Nunca dejará de admirarme el destino de este recalcitrante ágrafo, de quien siempre se resalta su absoluta sencillez, como si él supiera que en ella se encuentra el verdadero modo de distinguirse.

7) Decía el triestino Bobi Bazlen: «Yo creo que ya no se pueden escribir libros. Por lo tanto, no escribo más libros. Casi todos los libros no son más que notas de pie de página, infladas hasta convertirse en volúmenes. Por eso escribo sólo notas a pie de página.»

Sus Note senza testo (Notas sin texto), recogidas en cuadernos, fueron publicadas en 1970 por la editorial Adelphi, cinco años después de su muerte.

Bobi Bazlen fue un judío de Trieste que había leído todos los libros en todas las lenguas y que, aun teniendo una conciencia literaria muy exigente (o quizás precisamente por eso), en lugar de escribir prefirió intervenir directamente en la vida de las personas. El hecho de no haber producido una obra forma parte de su obra. Es un caso muy curioso el de Bazlen, especie de sol negro de la crisis de Occidente; su existencia misma parece el verdadero final de la literatura, de la falta de obra, de la muerte del autor: escritor sin libros, y en consecuencia libros sin escritor.

Pero ¿por qué no escribió Bazlen?

Ésta es la pregunta en torno a la que gira la novela de Daniele Del Giudice El estadio de Wimbledon. De Trieste a Londres, esa pregunta orienta la indagación del narrador en primera persona, un joven que se interroga sobre el misterio de Bazlen, quince años después de su muerte, y viaja a Trieste y a Londres en busca de amigos y amigas de juventud, ancianos ya. A los antiguos amigos del mítico ágrafo les interroga en busca de los motivos por los que éste nunca escribió -pudiendo hacerlo magníficamente- un libro. Bazlen, caído ya en cierto olvido, había sido un hombre muy famoso y venerado en el mundo de la edición italiana, Este hombre, del que se decía que había leído todos los libros, había sido asesor de Einaudi y puntal de Adelphi desde su fundación en 1962, amigo de Svevo, Saba, Montale y Proust, e introductor en Italia de Freud, Musil y Kafka, entre otros.

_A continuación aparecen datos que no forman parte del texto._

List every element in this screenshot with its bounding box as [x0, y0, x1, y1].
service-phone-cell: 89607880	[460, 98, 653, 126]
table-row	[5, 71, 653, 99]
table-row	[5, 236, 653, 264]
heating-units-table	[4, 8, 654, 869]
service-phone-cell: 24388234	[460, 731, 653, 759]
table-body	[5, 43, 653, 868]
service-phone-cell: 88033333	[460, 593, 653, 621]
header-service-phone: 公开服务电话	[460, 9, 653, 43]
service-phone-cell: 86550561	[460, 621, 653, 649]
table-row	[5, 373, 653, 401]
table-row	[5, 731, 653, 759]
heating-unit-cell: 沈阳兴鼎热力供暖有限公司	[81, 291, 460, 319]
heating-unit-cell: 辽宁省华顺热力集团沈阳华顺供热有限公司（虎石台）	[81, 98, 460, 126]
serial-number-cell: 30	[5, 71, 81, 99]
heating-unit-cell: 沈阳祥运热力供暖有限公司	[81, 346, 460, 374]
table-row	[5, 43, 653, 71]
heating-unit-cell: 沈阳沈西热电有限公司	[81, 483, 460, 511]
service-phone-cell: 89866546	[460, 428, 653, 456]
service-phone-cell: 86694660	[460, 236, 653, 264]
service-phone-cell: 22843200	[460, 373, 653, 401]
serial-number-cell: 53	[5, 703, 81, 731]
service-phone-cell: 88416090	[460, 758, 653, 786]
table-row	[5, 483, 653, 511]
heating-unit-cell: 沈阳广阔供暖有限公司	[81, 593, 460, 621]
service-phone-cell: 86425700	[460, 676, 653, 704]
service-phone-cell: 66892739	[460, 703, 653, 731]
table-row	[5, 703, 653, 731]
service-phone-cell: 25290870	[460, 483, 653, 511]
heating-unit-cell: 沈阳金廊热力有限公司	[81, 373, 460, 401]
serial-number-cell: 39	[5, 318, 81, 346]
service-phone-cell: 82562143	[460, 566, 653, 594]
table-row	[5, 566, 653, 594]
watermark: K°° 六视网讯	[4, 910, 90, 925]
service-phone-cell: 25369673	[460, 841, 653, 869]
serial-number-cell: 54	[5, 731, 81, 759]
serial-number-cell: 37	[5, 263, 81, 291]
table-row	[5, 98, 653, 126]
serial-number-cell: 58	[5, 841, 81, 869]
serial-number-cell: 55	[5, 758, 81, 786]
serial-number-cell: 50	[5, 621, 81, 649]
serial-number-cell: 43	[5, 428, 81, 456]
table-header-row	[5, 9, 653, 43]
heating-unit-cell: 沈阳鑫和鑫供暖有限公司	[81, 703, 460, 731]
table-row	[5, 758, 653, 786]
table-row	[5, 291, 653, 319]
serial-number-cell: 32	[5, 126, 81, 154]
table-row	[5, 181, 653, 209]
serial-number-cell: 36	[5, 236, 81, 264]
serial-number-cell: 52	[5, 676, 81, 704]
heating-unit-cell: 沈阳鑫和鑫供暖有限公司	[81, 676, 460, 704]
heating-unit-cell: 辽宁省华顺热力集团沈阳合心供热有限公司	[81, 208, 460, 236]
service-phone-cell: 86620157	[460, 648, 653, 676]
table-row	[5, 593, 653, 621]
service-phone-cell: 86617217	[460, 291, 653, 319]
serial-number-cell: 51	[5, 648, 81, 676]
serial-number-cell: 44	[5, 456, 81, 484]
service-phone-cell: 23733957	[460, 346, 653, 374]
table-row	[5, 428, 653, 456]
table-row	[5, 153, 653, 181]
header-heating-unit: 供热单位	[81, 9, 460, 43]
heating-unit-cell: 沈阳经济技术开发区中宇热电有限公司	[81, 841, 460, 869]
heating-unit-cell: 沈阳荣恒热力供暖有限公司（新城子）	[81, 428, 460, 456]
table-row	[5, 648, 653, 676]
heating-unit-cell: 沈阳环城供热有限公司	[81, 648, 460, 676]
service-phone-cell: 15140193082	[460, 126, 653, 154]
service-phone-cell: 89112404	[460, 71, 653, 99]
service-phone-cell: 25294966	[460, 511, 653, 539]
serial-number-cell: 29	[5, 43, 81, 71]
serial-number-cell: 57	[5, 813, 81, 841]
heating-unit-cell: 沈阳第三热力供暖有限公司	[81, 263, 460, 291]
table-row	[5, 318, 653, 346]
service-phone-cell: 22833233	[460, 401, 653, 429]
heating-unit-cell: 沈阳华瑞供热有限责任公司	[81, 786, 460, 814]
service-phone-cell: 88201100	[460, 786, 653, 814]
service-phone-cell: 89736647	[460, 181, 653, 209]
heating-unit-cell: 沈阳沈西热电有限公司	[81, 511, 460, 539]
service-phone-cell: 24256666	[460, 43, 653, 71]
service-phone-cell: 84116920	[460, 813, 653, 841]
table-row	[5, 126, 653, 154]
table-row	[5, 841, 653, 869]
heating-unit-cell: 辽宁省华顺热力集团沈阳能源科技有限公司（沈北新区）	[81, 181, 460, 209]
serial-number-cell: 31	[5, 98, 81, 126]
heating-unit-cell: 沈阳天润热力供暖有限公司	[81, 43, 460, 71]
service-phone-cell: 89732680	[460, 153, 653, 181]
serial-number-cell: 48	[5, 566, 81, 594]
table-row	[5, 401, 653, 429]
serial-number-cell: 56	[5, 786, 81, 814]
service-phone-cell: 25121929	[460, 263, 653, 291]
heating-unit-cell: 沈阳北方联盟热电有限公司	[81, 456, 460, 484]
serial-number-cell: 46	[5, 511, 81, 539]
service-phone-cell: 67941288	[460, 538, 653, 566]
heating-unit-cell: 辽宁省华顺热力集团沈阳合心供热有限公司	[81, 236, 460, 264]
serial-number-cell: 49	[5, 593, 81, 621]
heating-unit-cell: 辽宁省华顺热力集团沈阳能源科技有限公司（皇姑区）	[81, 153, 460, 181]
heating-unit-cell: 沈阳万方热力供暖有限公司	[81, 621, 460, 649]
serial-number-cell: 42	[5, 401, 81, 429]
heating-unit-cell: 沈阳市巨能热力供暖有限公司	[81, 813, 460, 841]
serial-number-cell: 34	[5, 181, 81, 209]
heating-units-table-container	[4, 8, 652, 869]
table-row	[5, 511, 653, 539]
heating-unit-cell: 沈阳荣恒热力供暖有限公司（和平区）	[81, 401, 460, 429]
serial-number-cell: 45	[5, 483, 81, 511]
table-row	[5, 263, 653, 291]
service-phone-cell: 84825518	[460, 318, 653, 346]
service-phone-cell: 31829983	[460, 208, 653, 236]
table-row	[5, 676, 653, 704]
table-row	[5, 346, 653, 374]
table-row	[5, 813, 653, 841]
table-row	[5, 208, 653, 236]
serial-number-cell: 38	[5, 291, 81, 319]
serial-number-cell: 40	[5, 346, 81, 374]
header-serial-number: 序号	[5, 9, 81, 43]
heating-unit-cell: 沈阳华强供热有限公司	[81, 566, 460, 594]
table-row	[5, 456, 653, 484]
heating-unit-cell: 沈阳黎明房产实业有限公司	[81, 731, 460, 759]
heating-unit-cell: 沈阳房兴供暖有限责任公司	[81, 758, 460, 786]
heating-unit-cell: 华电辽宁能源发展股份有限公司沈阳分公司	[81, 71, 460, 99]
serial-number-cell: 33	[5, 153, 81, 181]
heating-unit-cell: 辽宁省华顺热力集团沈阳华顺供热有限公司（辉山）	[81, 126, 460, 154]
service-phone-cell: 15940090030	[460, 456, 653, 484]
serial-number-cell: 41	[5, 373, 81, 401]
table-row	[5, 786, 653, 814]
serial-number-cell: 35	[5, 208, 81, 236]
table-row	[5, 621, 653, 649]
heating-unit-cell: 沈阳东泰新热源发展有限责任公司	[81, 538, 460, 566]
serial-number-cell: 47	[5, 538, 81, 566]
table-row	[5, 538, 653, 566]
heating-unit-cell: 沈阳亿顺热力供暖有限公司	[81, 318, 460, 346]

Todos sus amigos se pasaron la vida creyendo que al final Bazlen acabaría escribiendo un libro y éste sería una obra maestra. Pero Bobi Bazlen dejó tan sólo esas notas a pie de página, Notas sin texto, y una novela a medio hacer, El capitán de altura.

Del Giudice ha contado que, cuando comenzó a escribir El estadio de Wimbledon, él deseaba conservar en la narración la idea de Bazlen según la cual «ya no es posible seguir escribiendo», pero al mismo tiempo buscaba darle una vuelta de tuerca a esa negación. Sabía que de ese modo le daría más tensión a su relato. Lo que le acabó sucediendo a Del Giudice al final de su novela es fácil de adivinar: vio que toda la novela no era más que la historia de una decisión, la de escribir. Hay incluso momentos en el libro en los que Del Giudice, por boca de una vieja amiga de Bazlen, maltrata con extrema crueldad al mítico ágrafo: «Era maléfico. Se pasaba el tiempo ocupándose del vivir ajeno, de las relaciones de los otros: en suma, un fracasado que vivía la vida de los demás.»